A few years ago .. ok, maybe a good number .. I began exploring ontology (ways of being) and epistemology (ways of knowing). I loved playing with the ideas, getting confused, mixing them up, turning them around in my mind, diving into their meaning.
I thought journeying into the worlds of ontology and epistemology were the means, the foundation and background to my postgraduate research. However (and thankfully so) I came to realise that my research ‘project’ was not a construction, a product beckoning on the horizon, a major engineering feat as it were. My research project could be the transformative nature of the journey itself. I was my project. A journeying of being. And that journeying became story.
I called the bluff of ontology. I asked questions about the learning process – is transformation a series of lights beckoning, a progression of events, light bulbs flashing on and off?
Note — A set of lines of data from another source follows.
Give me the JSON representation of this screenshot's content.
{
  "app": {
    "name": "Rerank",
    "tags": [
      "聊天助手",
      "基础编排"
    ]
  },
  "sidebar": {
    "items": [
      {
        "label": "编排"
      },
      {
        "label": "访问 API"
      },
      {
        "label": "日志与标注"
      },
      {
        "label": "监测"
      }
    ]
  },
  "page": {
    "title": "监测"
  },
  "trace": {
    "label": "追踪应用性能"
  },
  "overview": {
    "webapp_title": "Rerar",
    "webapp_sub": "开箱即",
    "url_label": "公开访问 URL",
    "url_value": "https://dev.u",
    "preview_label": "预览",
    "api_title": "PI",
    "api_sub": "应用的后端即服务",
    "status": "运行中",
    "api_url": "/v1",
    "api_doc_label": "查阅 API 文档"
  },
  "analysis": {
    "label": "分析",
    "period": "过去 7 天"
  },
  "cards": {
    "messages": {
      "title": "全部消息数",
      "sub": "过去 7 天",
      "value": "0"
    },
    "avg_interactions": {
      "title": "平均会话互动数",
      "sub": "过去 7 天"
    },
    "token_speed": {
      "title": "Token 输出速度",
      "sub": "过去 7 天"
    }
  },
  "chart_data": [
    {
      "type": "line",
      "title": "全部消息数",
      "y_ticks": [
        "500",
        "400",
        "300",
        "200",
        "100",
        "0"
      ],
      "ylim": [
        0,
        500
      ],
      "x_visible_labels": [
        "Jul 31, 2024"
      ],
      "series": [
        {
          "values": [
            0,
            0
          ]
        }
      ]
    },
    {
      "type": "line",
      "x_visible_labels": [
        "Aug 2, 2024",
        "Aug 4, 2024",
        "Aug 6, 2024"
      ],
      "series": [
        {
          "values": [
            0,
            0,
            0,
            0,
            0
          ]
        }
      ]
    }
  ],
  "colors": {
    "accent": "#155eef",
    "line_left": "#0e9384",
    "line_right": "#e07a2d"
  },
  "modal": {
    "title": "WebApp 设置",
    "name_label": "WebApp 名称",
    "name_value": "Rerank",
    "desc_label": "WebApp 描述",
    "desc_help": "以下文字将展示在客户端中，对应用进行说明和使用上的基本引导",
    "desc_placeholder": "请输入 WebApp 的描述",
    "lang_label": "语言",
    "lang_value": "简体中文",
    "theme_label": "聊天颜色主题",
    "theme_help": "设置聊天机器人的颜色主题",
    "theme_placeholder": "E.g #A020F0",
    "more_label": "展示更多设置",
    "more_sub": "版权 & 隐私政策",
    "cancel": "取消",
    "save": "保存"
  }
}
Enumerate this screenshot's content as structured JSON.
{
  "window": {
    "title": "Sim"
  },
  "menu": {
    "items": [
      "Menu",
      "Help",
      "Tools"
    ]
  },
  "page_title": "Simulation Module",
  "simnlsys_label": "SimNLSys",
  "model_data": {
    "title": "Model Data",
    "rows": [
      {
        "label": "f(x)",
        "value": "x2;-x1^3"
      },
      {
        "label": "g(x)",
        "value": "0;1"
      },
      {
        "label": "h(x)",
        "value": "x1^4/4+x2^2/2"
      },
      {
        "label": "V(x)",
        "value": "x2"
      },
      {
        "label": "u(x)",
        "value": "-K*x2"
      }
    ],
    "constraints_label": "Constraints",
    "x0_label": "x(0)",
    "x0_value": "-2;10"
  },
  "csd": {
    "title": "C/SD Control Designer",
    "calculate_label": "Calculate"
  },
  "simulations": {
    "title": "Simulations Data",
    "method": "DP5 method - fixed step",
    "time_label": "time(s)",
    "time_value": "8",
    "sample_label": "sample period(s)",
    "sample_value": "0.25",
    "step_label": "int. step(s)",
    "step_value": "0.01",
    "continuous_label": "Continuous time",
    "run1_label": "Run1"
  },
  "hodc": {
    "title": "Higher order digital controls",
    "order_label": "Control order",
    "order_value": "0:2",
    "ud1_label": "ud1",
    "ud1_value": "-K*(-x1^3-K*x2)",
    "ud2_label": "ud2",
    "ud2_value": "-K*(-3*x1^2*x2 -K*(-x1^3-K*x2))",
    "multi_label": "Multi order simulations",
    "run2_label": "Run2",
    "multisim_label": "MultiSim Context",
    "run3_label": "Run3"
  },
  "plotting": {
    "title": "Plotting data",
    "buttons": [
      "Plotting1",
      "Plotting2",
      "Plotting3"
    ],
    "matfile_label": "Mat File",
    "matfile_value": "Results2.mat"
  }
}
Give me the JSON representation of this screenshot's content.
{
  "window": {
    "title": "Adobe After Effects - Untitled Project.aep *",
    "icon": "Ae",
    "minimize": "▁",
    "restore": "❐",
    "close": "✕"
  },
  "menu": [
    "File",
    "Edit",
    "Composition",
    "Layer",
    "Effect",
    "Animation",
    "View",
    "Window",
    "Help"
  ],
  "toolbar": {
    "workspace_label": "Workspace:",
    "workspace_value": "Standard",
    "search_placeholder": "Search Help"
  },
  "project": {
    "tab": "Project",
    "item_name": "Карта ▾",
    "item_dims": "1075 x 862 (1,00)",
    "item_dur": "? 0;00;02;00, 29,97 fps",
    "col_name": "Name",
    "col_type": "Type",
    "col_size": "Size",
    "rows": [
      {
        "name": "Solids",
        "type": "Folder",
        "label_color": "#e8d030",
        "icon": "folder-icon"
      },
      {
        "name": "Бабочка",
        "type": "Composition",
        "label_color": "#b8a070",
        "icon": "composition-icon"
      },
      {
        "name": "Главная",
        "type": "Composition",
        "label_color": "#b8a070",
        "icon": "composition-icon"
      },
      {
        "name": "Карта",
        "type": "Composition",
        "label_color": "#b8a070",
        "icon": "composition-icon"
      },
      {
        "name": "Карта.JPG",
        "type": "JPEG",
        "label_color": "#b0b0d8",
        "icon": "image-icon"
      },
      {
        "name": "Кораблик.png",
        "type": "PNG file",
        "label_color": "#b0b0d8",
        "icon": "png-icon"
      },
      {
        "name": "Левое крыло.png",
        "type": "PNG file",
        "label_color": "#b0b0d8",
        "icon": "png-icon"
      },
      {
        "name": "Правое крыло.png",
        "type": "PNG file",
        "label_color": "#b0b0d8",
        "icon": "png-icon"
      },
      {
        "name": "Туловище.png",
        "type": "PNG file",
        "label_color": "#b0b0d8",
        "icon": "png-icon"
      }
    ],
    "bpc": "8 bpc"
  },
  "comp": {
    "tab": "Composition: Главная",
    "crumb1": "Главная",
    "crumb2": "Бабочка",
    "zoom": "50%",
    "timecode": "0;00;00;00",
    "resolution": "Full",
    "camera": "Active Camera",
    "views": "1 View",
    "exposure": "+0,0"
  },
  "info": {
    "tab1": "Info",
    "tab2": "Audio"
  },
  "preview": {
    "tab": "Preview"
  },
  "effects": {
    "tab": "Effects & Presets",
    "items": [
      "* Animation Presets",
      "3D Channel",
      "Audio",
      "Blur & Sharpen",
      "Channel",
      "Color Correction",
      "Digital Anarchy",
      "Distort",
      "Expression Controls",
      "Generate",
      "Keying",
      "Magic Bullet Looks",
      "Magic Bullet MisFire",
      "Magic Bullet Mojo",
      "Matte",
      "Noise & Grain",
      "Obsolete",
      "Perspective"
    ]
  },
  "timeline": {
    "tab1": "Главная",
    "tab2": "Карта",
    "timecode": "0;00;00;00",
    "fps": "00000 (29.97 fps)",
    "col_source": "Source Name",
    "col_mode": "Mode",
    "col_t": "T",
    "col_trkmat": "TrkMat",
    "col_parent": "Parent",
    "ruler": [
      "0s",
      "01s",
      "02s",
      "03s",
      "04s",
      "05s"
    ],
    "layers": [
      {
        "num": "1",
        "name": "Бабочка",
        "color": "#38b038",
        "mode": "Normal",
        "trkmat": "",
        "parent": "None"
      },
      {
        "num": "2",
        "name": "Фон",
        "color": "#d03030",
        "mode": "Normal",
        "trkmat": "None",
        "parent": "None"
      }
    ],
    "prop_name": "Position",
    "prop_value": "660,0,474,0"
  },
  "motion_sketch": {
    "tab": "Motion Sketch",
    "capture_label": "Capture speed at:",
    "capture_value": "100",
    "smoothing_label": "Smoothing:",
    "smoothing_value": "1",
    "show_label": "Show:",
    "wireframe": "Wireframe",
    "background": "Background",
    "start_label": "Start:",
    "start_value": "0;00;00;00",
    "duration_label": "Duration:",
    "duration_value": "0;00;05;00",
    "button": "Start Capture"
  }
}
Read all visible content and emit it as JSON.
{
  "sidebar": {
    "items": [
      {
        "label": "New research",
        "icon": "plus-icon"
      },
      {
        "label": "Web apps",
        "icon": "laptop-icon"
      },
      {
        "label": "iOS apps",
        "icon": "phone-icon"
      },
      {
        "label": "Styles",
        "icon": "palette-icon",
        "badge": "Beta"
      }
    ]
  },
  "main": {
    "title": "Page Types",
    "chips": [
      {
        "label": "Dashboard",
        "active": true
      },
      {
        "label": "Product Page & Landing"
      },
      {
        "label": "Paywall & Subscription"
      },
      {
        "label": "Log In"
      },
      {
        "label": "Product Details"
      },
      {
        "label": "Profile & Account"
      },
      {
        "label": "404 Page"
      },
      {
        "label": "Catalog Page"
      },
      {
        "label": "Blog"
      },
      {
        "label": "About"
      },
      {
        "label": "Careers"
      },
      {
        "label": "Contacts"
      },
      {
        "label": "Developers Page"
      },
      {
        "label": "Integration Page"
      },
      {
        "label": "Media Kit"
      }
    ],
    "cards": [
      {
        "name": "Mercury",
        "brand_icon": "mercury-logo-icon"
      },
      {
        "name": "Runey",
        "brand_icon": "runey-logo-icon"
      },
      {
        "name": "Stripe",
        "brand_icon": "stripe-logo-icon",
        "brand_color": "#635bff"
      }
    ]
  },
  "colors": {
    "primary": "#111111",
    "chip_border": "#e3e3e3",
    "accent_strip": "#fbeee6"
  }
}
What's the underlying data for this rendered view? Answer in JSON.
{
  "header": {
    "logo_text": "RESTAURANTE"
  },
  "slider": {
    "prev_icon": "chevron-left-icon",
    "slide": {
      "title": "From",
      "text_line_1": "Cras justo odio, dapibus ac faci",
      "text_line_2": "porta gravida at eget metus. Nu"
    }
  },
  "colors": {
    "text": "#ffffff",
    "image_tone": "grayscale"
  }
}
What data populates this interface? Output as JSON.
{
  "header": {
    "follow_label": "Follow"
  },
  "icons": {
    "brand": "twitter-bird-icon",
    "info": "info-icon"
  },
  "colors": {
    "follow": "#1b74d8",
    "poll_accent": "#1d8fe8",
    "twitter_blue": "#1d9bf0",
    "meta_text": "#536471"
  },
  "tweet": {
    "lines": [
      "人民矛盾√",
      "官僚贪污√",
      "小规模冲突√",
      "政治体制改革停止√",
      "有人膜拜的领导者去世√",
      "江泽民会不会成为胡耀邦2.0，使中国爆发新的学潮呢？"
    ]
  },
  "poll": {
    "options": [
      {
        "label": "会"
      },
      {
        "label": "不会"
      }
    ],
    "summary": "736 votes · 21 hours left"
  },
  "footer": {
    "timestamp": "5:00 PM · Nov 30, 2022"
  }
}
And that’s when I fell in love with Emily Bronte and her poem below written before 1848. Emily, if we had met on your mountainside, I would yell in the wild wind ‘go girl!’
Often rebuked, yet always back returning / To those first feelings that were born with me.
And leaving busy chase of wealth and learning /For idle dreams of things which cannot be.
Today I will seek not the shadowy region / Its unsustaining vastness waxes drear
And visions rising, legion after legion / Bring the unreal world too strangely near.
I’ll walk, but not in old heroic traces / And not in paths of high morality,
And not among the half-distnguishd faces / The clouded forms of long past history.
I’ll walk where my own nature would be leading / It vexes me to choose another guide –
Where the grey flocks in ferny glen are feeding / Where the wild wind blows on the mountain side.
What have those lonely mountains worth revealing? / More glory and more grief than I can tell.
The earth that wakes one human heart to feeling / Can centre both the worlds of Heaven and Hell.